The Loss of Auto Club Speedway Adds Early Intrigue to the 2024 NASCAR Schedule
NASCAR executives have been much more willing to make changes to the Cup Series schedule from year to year since the 2020 COVID-19 pandemic forced them to shift many dates throughout the schedule. And now, they already have an opportunity to add a change to the 2024 schedule.
Auto Club Speedway President Dave Allen confirmed recently that the 2.0-mile oval in Fontana, California, will not host a NASCAR race next year and possibly the year after as it transitions to a 0.5-mile layout.
Auto Club Speedway has been a staple on the NASCAR schedule for more than 25 years
Auto Club Speedway has held NASCAR races since 1997 and even held two dates on the Cup Series schedule from 2005 to 2010 as the sanctioning body tried to capture the attendance and TV viewership numbers of the country’s second-largest media market.
However, that strategy did not work so well.
Many fans were upset that Darlington Raceway had to give up its traditional Labor Day weekend date for the sport to have a second race in Southern California. Announced attendance also dropped from 100,000 in the fall 2005 race at Auto Club Speedway to 70,000 by 2010.
The speedway dropped back to one race date in 2011 and has settled into a spot early in each season during the West Coast Swing that has followed shortly after the Daytona 500 with races at Fontana, Las Vegas Motor Speedway, and Phoenix Raceway in consecutive weeks.
It did sit silent in 2021, but that was because California still had strict pandemic rules in place that would have severely restricted attendance. The speedway returned last year and put on a fascinating show for the first non-superspeedway race with the Next Gen car. Drivers struggled to navigate what has become a rough racing surface, and Kyle Larson won an event that featured a track record-tying 12 cautions.
Talk of converting the track into a 0.5-mile oval has lingered for several years now. The pandemic delayed initial plans, but now officials are set to move forward with the project after the February 26 race. The idea is to convert the frontstretch and pit road area into the short track that officials envision, although all of the details about the layout are not yet finalized.

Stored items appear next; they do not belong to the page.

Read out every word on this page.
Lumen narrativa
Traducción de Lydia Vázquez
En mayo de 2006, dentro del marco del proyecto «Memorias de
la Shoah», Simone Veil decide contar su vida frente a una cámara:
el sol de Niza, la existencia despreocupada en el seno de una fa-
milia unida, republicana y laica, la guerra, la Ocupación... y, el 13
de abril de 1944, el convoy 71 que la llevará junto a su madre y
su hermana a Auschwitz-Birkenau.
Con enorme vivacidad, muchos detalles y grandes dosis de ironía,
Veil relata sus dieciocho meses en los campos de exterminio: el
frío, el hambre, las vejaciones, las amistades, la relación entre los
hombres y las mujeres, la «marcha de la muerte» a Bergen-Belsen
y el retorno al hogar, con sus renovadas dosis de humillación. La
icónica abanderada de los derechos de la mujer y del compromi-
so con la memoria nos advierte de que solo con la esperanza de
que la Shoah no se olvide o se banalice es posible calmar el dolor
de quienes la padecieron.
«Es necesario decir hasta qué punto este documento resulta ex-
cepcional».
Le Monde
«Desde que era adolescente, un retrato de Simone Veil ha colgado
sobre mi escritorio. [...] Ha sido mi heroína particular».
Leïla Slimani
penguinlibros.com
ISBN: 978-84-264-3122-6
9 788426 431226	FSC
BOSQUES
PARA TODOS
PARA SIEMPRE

Either way, it is a massive project, and track officials are unsure if they can complete the project in time to host a race in 2025, which would still be 24 months out, assuming the speedway would return to its early season February spot on the schedule.

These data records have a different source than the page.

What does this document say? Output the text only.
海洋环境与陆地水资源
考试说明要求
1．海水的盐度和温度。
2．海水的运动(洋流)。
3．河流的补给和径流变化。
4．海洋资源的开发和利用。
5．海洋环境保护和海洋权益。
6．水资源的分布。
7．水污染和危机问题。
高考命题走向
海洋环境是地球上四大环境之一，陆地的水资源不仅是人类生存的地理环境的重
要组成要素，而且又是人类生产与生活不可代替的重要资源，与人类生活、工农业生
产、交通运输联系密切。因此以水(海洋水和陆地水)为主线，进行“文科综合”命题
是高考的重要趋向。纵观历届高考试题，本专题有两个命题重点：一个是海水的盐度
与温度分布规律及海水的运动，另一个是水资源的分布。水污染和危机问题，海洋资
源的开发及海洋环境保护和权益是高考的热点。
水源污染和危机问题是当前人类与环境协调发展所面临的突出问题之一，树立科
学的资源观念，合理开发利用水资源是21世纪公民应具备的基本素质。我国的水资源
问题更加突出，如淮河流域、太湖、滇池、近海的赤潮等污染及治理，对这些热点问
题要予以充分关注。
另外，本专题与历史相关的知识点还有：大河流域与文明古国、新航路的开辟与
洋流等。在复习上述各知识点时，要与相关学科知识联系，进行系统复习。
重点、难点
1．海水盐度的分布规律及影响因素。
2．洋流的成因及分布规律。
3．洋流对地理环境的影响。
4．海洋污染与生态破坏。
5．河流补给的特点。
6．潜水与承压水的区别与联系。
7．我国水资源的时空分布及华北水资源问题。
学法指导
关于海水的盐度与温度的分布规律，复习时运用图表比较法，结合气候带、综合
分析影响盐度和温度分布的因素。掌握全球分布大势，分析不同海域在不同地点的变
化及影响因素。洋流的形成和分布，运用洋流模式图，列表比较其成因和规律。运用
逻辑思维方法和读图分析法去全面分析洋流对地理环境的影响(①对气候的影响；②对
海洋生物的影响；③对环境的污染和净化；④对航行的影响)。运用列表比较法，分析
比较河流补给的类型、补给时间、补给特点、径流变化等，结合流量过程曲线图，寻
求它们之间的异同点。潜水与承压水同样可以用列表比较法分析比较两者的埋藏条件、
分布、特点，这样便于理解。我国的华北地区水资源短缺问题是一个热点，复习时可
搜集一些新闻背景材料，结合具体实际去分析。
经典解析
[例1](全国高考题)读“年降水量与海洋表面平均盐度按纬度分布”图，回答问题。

NASCAR has surprisingly limited options to replace Auto Club Speedway in 2024
NASCAR will have to find an alternative in the meantime, and a leading candidate has yet to emerge. Rumors of turning the Clash at the Los Angeles Memorial Coliseum into a points-paying race circled throughout the weekend, but drivers widely panned the idea after a 150-lap feature race with only 27 cars produced 16 caution flags.
The addition of at least nine more cars to give all of the charter teams a starting spot would potentially crowd the track beyond capacity. And that was arguably already one of the problems in Sunday’s race after NASCAR expanded the field by four cars from the inaugural event a year ago.

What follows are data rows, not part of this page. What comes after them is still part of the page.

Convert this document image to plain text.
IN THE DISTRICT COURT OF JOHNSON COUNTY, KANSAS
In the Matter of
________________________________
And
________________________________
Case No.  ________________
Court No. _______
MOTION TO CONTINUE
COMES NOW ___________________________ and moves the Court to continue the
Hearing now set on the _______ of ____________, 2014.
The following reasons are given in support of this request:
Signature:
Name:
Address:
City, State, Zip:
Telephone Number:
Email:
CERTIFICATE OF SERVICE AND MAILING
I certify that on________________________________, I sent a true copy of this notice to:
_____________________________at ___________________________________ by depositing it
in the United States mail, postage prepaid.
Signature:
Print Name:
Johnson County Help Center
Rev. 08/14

The idea to make the Clash a points event seemingly came from the desire to keep an event that counts toward the championship in the LA market, but few obvious options exist.
The WeatherTech Raceway Laguna Seca road course is closer to Sonoma Raceway and the Bay Area than it is in Los Angeles, and nearby Irwindale Speedway does not have the infrastructure NASCAR is likely looking for in a major event with its 6,500 seating capacity, although it is a 0.5-mile race track.
NASCAR might be able to look into doing a Grand Prix of Long Beach type of race if its experiment in July with the Chicago Street Race is a success. Still, NASCAR and the City of Chicago have an agreement to hold the event in both 2024 and 2025, and two street course races might quickly become overkill.
The sanctioning body could also punt on the Southern California idea outside of the Clash for the next two years. Perhaps Homestead-Miami Speedway could get a second date. It is much closer to where many of the teams are based in Charlotte.
And the previous week’s race at Daytona International Speedway and the weather is almost guaranteed to be warm even in February. But back-to-back races in Florida might be a drag on attendance for the second weekend.
Weather is a limiting factor so early in the season. NASCAR could just move the Las Vegas and Phoenix races up a week and possibly move the Circuit of the Americas event in Austin, Texas, to the tail end of the West Coast Swing before the series heads back to Atlanta Motor Speedway. An extra race somewhere would still be necessary, however.
In a unique twist, the Silly Season for the 2024 schedule has already begun before the series has even arrived for the first points race of the current season.